Pour l’hébergement pour tous et toutes

Aujourd’hui les écoles à Rennes sont des lieux d’enseignement, de socialisation, mais aussi des lieux d’accueil, de solidarité entre profs et parents avec ou sans hébergement, avec ou sans papiers. Il y a donc 8 écoles “occupées” par des familles, dont 20 enfants. Des enfants vivent aussi en squat. Des familles de Géorgien·nes dont les enfants étaient scolarisés ont été raflées le 29 février. Quasiment aucune réaction collective des parents et des syndicats alors que les enfants étaient scolarisés à Rennes. Seulement de la stupéfaction, et quelques dizaines de personnes devant l’aéroport le jour de l’expulsion. Le réseau de solidarité se coordonne notamment via un groupe signal mais il n’existe malheureusement pas de mobilisation de rue significative à la hauteur de l’enjeu. Car si on refuse le tri entre élèves, il y a un enjeu majeur à refuser tout tri raciste dont les expulsions de familles sans-papiers. Les expulsions peuvent être évitées, mais il faut que l’ensemble du mouvement de l’éducation s’empare de cette question. 

Pour le droit de vivre en tant que jeunes trans, racisé·es, musulman·es, migrant·es

On le voit à Paris, Blois, Clermont-Ferrand, Marseille, des centaines de mineur·es ne sont pas scolarisés. L’été dernier, Nahel est tué par un policier qui n’était absolument pas en danger. En septembre, la circulaire contre le port des abayas était mise en application. Depuis cet automne, des lycées se sont mis en action contre la réforme du choc des savoirs et contre la guerre menée par Israël à Gaza. En janvier, Attal a annoncé que le SNU devrait être généralisé et obligatoire pour tous les jeunes d’une même classe d’âge. Ce 28 mai, les Républicains ont présenté leur proposition de loi contre l’accompagnement médical des jeunes trans. 

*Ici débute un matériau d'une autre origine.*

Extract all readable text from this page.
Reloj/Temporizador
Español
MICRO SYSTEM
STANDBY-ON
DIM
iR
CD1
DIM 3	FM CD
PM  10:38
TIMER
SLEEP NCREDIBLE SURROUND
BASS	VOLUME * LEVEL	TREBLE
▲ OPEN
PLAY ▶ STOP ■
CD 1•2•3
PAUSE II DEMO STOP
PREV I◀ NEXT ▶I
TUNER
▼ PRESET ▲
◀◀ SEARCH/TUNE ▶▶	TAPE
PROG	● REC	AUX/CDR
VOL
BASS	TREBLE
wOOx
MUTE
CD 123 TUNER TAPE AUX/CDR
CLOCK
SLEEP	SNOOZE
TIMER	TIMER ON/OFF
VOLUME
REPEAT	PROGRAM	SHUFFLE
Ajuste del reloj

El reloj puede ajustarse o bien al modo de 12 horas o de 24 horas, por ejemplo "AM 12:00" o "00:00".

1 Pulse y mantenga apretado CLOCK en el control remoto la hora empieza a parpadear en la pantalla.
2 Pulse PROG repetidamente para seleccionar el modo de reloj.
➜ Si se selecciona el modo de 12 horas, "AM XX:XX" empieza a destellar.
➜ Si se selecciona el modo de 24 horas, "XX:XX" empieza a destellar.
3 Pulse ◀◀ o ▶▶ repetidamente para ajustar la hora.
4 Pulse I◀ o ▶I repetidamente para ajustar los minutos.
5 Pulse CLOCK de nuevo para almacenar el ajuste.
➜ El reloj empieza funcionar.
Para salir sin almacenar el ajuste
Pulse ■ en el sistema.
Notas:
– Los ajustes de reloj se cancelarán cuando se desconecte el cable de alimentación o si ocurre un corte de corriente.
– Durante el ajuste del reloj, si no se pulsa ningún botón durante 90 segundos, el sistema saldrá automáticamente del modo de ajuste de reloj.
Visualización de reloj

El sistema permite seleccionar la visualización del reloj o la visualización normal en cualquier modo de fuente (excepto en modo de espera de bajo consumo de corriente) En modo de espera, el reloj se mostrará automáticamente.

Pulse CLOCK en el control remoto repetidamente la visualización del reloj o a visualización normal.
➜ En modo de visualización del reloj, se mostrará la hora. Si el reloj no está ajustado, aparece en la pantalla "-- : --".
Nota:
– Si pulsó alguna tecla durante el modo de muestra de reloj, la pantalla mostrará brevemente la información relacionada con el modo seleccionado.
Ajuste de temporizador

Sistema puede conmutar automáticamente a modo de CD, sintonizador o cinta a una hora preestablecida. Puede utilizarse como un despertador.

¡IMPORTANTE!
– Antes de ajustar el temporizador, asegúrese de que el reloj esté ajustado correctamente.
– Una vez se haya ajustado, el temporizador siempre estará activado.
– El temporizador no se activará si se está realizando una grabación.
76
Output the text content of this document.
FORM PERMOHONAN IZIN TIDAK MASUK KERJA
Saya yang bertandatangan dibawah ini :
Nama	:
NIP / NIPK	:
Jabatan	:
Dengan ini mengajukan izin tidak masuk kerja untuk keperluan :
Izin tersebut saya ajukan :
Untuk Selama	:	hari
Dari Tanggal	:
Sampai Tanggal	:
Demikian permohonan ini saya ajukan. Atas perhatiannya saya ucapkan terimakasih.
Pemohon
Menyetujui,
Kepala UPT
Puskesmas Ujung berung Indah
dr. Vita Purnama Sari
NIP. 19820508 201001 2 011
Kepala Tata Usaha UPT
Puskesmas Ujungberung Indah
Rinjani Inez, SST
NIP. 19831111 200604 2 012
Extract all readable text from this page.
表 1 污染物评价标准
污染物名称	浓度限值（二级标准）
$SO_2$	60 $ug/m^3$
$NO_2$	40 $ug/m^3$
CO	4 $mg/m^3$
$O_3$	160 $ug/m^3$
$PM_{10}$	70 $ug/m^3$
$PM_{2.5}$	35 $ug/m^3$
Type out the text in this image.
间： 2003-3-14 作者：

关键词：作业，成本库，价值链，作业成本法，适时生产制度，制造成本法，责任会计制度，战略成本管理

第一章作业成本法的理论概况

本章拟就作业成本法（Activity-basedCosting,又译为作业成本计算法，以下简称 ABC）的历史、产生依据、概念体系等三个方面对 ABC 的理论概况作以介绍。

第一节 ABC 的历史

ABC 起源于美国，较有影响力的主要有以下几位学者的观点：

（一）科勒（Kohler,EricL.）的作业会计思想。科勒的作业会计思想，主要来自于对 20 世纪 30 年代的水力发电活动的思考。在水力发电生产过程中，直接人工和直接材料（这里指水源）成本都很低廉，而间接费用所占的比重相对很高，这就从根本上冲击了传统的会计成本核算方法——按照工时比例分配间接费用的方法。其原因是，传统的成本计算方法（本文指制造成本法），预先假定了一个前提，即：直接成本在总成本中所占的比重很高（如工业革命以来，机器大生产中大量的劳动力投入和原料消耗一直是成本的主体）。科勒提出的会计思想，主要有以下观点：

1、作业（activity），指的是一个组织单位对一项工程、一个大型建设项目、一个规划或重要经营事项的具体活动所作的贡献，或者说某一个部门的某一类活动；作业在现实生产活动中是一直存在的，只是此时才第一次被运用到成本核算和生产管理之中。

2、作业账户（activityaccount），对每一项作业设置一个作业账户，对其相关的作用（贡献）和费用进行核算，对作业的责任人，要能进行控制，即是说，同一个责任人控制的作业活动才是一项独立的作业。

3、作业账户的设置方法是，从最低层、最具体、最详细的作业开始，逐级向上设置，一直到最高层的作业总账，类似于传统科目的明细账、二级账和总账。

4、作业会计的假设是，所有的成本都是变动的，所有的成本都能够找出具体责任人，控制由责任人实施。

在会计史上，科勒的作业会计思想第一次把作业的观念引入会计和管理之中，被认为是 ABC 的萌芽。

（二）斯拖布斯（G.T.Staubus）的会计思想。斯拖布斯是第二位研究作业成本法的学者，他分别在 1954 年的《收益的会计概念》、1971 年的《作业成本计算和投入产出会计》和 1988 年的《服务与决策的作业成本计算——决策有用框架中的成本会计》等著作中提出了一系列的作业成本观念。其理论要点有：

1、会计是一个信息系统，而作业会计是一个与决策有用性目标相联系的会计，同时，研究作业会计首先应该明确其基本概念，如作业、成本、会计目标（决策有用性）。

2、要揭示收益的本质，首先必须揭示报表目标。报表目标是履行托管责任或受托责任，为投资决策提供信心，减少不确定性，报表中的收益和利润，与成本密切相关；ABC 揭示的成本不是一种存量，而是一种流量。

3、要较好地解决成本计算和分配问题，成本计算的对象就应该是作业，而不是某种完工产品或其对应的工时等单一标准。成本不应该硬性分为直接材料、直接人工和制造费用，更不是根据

Nous voyons que de multiples fronts existent en lien direct avec l’Ecole comme lieu de vie, de sociabilisation, de lutte, parfois liés, parfois non, face à ces diverses situations de violence, de division, de discrimination et d’exploitation. Il y aurait donc un fort intérêt à lier le collectif éducation 35, les syndicats de profs, les organisations de parents, l’inter-organisation de soutien aux personnes exilées, l’assemblée logement, les organisations trans et féministes. Ces cadres ne se croisent que trop peu, mais ont beaucoup à faire en commun.